Jin must have been hard hit, for she actually blushed.

"Both, of course," was her reply. "Everything is pleasanter, I suppose, when it's done with pleasant people."

The tone was rather too careless, and her hand shook while she poured out a cup of coffee. Mrs. Lascelles, noticing this trepidation, felt her heart sink within her.

"The company was pleasant enough last night," said she, "as far as our box was concerned; but I don't think people all amused themselves equally. Helen, for instance, seemed bored to death. She does not look well, and I am sure she is not happy. I'm very fond of her, Jin, and so are you. What is it, do you think? and how can we do her good?"

These ladies were not fairly matched. Mrs. Lascelles became flurried and nervous as she neared the point of collision. Miss Ross, on the contrary, grew steadier and cooler with the immediate approach of danger.

"I don't think Helen knows her own mind," she replied; "girls very seldom do.
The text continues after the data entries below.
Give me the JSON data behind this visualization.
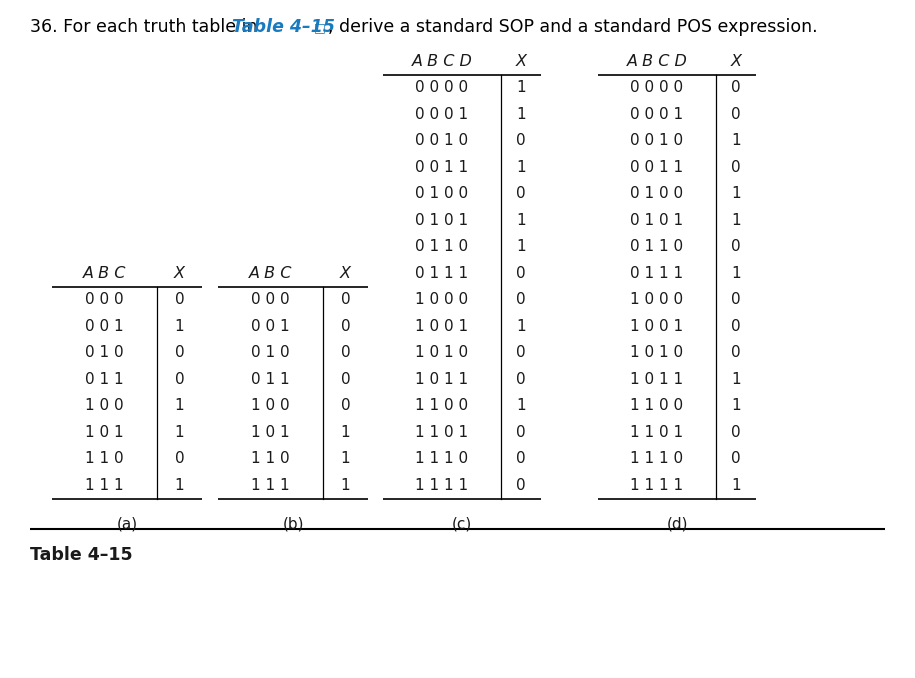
{
  "title_prefix": "36. For each truth table in ",
  "title_link": "Table 4–15",
  "title_link_symbol": "□",
  "title_suffix": ", derive a standard SOP and a standard POS expression.",
  "title_link_color": "#1a7abf",
  "title_color": "#000000",
  "title_fontsize": 12.5,
  "table_caption": "Table 4–15",
  "table_a": {
    "label": "(a)",
    "header": [
      "A B C",
      "X"
    ],
    "rows": [
      [
        "0 0 0",
        "0"
      ],
      [
        "0 0 1",
        "1"
      ],
      [
        "0 1 0",
        "0"
      ],
      [
        "0 1 1",
        "0"
      ],
      [
        "1 0 0",
        "1"
      ],
      [
        "1 0 1",
        "1"
      ],
      [
        "1 1 0",
        "0"
      ],
      [
        "1 1 1",
        "1"
      ]
    ]
  },
  "table_b": {
    "label": "(b)",
    "header": [
      "A B C",
      "X"
    ],
    "rows": [
      [
        "0 0 0",
        "0"
      ],
      [
        "0 0 1",
        "0"
      ],
      [
        "0 1 0",
        "0"
      ],
      [
        "0 1 1",
        "0"
      ],
      [
        "1 0 0",
        "0"
      ],
      [
        "1 0 1",
        "1"
      ],
      [
        "1 1 0",
        "1"
      ],
      [
        "1 1 1",
        "1"
      ]
    ]
  },
  "table_c": {
    "label": "(c)",
    "header": [
      "A B C D",
      "X"
    ],
    "rows": [
      [
        "0 0 0 0",
        "1"
      ],
      [
        "0 0 0 1",
        "1"
      ],
      [
        "0 0 1 0",
        "0"
      ],
      [
        "0 0 1 1",
        "1"
      ],
      [
        "0 1 0 0",
        "0"
      ],
      [
        "0 1 0 1",
        "1"
      ],
      [
        "0 1 1 0",
        "1"
      ],
      [
        "0 1 1 1",
        "0"
      ],
      [
        "1 0 0 0",
        "0"
      ],
      [
        "1 0 0 1",
        "1"
      ],
      [
        "1 0 1 0",
        "0"
      ],
      [
        "1 0 1 1",
        "0"
      ],
      [
        "1 1 0 0",
        "1"
      ],
      [
        "1 1 0 1",
        "0"
      ],
      [
        "1 1 1 0",
        "0"
      ],
      [
        "1 1 1 1",
        "0"
      ]
    ]
  },
  "table_d": {
    "label": "(d)",
    "header": [
      "A B C D",
      "X"
    ],
    "rows": [
      [
        "0 0 0 0",
        "0"
      ],
      [
        "0 0 0 1",
        "0"
      ],
      [
        "0 0 1 0",
        "1"
      ],
      [
        "0 0 1 1",
        "0"
      ],
      [
        "0 1 0 0",
        "1"
      ],
      [
        "0 1 0 1",
        "1"
      ],
      [
        "0 1 1 0",
        "0"
      ],
      [
        "0 1 1 1",
        "1"
      ],
      [
        "1 0 0 0",
        "0"
      ],
      [
        "1 0 0 1",
        "0"
      ],
      [
        "1 0 1 0",
        "0"
      ],
      [
        "1 0 1 1",
        "1"
      ],
      [
        "1 1 0 0",
        "1"
      ],
      [
        "1 1 0 1",
        "0"
      ],
      [
        "1 1 1 0",
        "0"
      ],
      [
        "1 1 1 1",
        "1"
      ]
    ]
  },
  "bg_color": "#ffffff",
  "text_color": "#1a1a1a",
  "line_color": "#000000"
}
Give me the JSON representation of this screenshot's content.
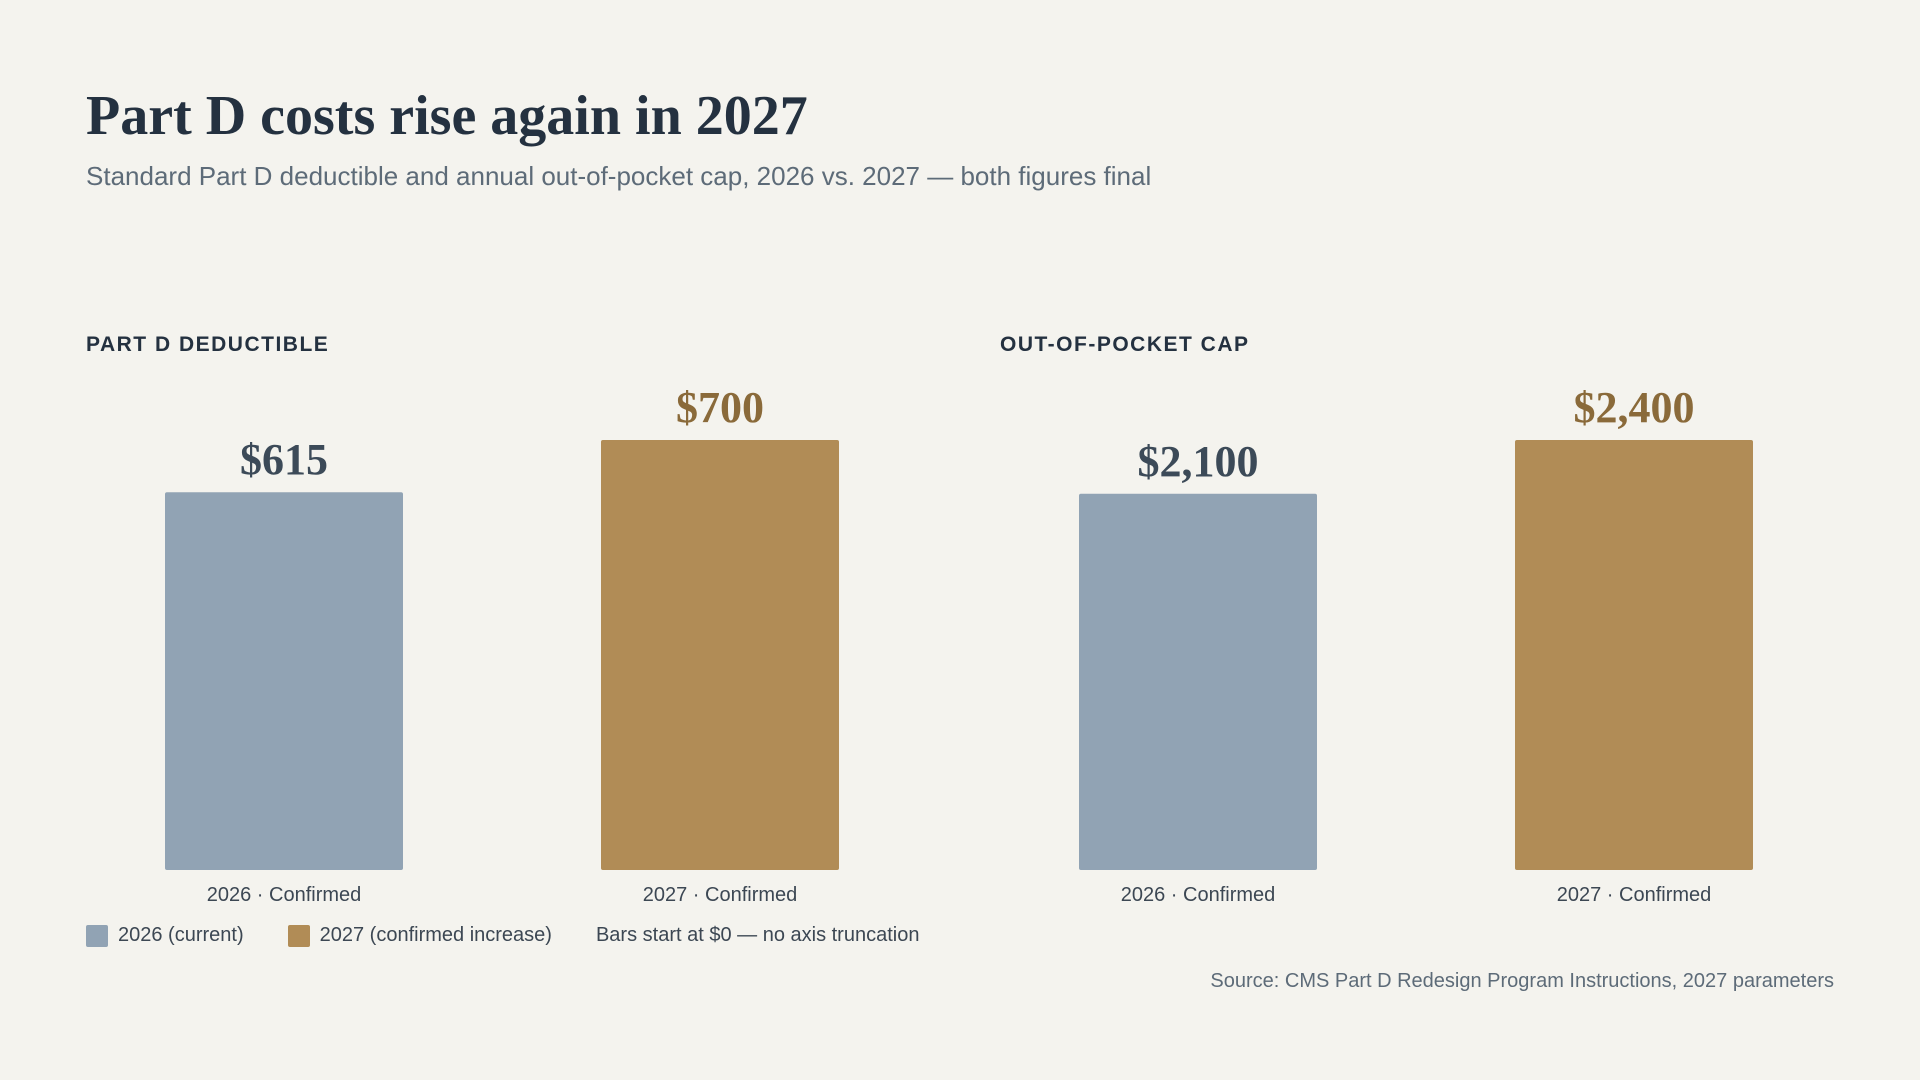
{
  "title": "Part D costs rise again in 2027",
  "subtitle": "Standard Part D deductible and annual out-of-pocket cap, 2026 vs. 2027 — both figures final",
  "colors": {
    "background": "#f4f3ee",
    "series_2026": "#91a3b4",
    "series_2027": "#b18c56",
    "value_2026_text": "#3c4a58",
    "value_2027_text": "#8a6a3a"
  },
  "legend": {
    "items": [
      {
        "label": "2026 (current)",
        "color": "#91a3b4"
      },
      {
        "label": "2027 (confirmed increase)",
        "color": "#b18c56"
      }
    ],
    "note": "Bars start at $0 — no axis truncation"
  },
  "source": "Source: CMS Part D Redesign Program Instructions, 2027 parameters",
  "chart_data": [
    {
      "type": "bar",
      "title": "PART D DEDUCTIBLE",
      "categories": [
        "2026 · Confirmed",
        "2027 · Confirmed"
      ],
      "values": [
        615,
        700
      ],
      "value_labels": [
        "$615",
        "$700"
      ],
      "series_colors": [
        "#91a3b4",
        "#b18c56"
      ],
      "ylim": [
        0,
        700
      ],
      "grid": false
    },
    {
      "type": "bar",
      "title": "OUT-OF-POCKET CAP",
      "categories": [
        "2026 · Confirmed",
        "2027 · Confirmed"
      ],
      "values": [
        2100,
        2400
      ],
      "value_labels": [
        "$2,100",
        "$2,400"
      ],
      "series_colors": [
        "#91a3b4",
        "#b18c56"
      ],
      "ylim": [
        0,
        2400
      ],
      "grid": false
    }
  ]
}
You must surely have observed in your personal experience, Rose, that

"Too many lovers will puzzle a maid."

Mrs. Lascelles accepted the implied compliment with a forced smile, but it did not turn her from her object.

"Helen is unlike most girls," she answered; "and I don't fancy any number of lovers would make amends to her for losing the one she has set her heart on. People are so different, you know, and Helen's is one of those deep, quiet, reserved natures that suffer awfully, though they suffer in silence. I think, Jin, between you and me, that Helen likes Somebody, and that Somebody would like her if it wasn't for Somebody else!"

Though almost sublime in its ambiguity, Miss Ross understood this "dark sentence" perfectly, and scorned to affect misconception of its purport.